Her debut film was O Tamaiti (1996), which won Best Short at the Venice Film Festival, the Asia Pacific Screen Awards and the NZ Film & TV Awards, as well as a Silver Plaque at the Chicago International Film Festival.

Other films include Velvet Dreams (1997) which screened at the NZ and Hawaii film festivals and won Best Documentary Award at Canada’s Yorkton Short Film and Video Festival, and Still Life (2001) which became the first New Zealand short to take the top award at the Montreal World Film Festival. She then directed Coffee and Allah (2007) and her first feature film Apron Strings (2008), both written by Shuchi Kothari.

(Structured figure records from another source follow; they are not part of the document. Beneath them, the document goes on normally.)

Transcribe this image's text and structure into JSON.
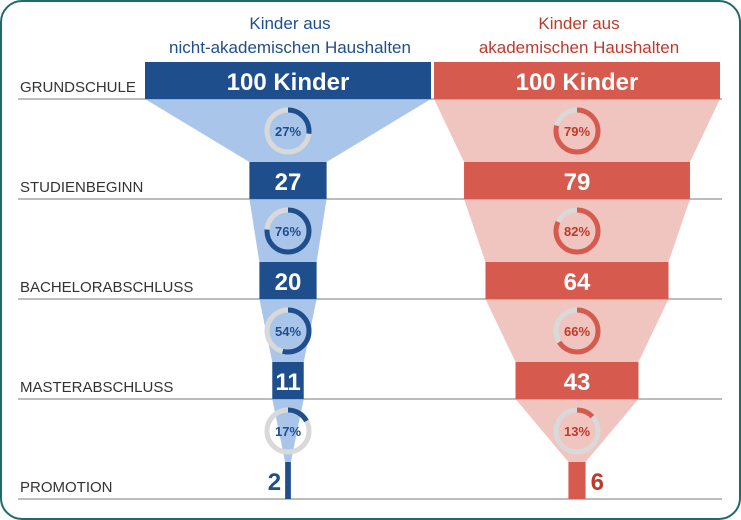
{
  "chart_data": {
    "type": "funnel",
    "stages": [
      "GRUNDSCHULE",
      "STUDIENBEGINN",
      "BACHELORABSCHLUSS",
      "MASTERABSCHLUSS",
      "PROMOTION"
    ],
    "series": [
      {
        "name": "Kinder aus nicht-akademischen Haushalten",
        "header_lines": [
          "Kinder aus",
          "nicht-akademischen Haushalten"
        ],
        "color": "#1f4e8c",
        "funnel_color": "#a9c6ea",
        "text_color": "#1f4e8c",
        "values": [
          100,
          27,
          20,
          11,
          2
        ],
        "value_labels": [
          "100 Kinder",
          "27",
          "20",
          "11",
          "2"
        ],
        "transition_pct": [
          27,
          76,
          54,
          17
        ],
        "transition_labels": [
          "27%",
          "76%",
          "54%",
          "17%"
        ]
      },
      {
        "name": "Kinder aus akademischen Haushalten",
        "header_lines": [
          "Kinder aus",
          "akademischen Haushalten"
        ],
        "color": "#d65a4e",
        "funnel_color": "#f0c4bf",
        "text_color": "#c0392b",
        "values": [
          100,
          79,
          64,
          43,
          6
        ],
        "value_labels": [
          "100 Kinder",
          "79",
          "64",
          "43",
          "6"
        ],
        "transition_pct": [
          79,
          82,
          66,
          13
        ],
        "transition_labels": [
          "79%",
          "82%",
          "66%",
          "13%"
        ]
      }
    ],
    "ring_track_color": "#d9d9d9",
    "frame_color": "#1d6b6b"
  }
}
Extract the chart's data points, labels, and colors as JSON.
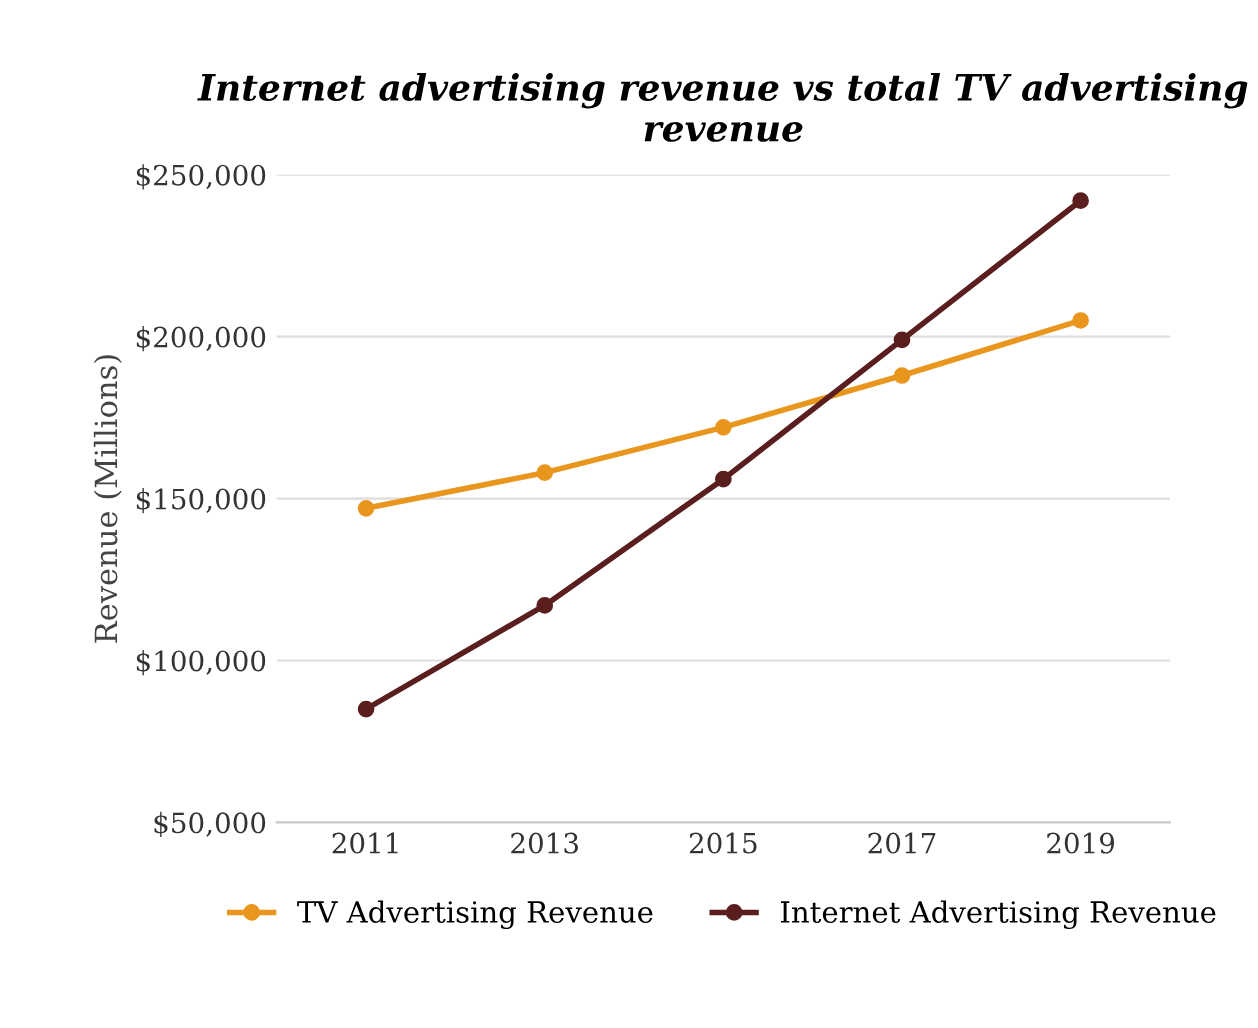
{
  "chart_data": {
    "type": "line",
    "title": "Internet advertising revenue vs total TV advertising revenue",
    "ylabel": "Revenue (Millions)",
    "x": [
      2011,
      2013,
      2015,
      2017,
      2019
    ],
    "xlim": [
      2010,
      2020
    ],
    "xticks": [
      2011,
      2013,
      2015,
      2017,
      2019
    ],
    "series": [
      {
        "name": "TV Advertising Revenue",
        "color": "#e8961e",
        "values": [
          147000,
          158000,
          172000,
          188000,
          205000
        ]
      },
      {
        "name": "Internet Advertising Revenue",
        "color": "#5a1e1e",
        "values": [
          85000,
          117000,
          156000,
          199000,
          242000
        ]
      }
    ],
    "ylim": [
      50000,
      250000
    ],
    "yticks": [
      {
        "value": 50000,
        "label": "$50,000"
      },
      {
        "value": 100000,
        "label": "$100,000"
      },
      {
        "value": 150000,
        "label": "$150,000"
      },
      {
        "value": 200000,
        "label": "$200,000"
      },
      {
        "value": 250000,
        "label": "$250,000"
      }
    ],
    "grid": "y",
    "legend": "bottom",
    "marker": "circle",
    "line_style": "solid"
  }
}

“I think as an artist you always want to get things off your chest. So, Still Life, you know, [that was about] the whole issue of euthanasia. I just had to get it off my chest and write about it. And those are the types of stories that actually affect society and hopefully bring change to people.”

Jessica Hansell aka ‘Coco Solid’. Photo / Nan Sirisamphan

Other awardee, Jessica Hansell, is of Māori, German and Samoan heritage, and is a musician, writer, director, producer and artist. She entered the Auckland music scene at 19 years old and was a part of all girl band The Pussies. Since 2003 she has independently produced nine albums.

She says her work is driven by her desire to make alternative experiences visible. In 2017 she partnered with the Spinoff and fellow musician Trixie Darko to launch Equalise My Vocals, a campaign calling out sexism and racism in the music industry.

“In recent years I’ve learned my voice, be it literal or figurative, that’s my weapon of choice, that’s the one that always makes people say, ‘oh thank God you are here.’

She is also the creator if animated TV series Aroha Bridge.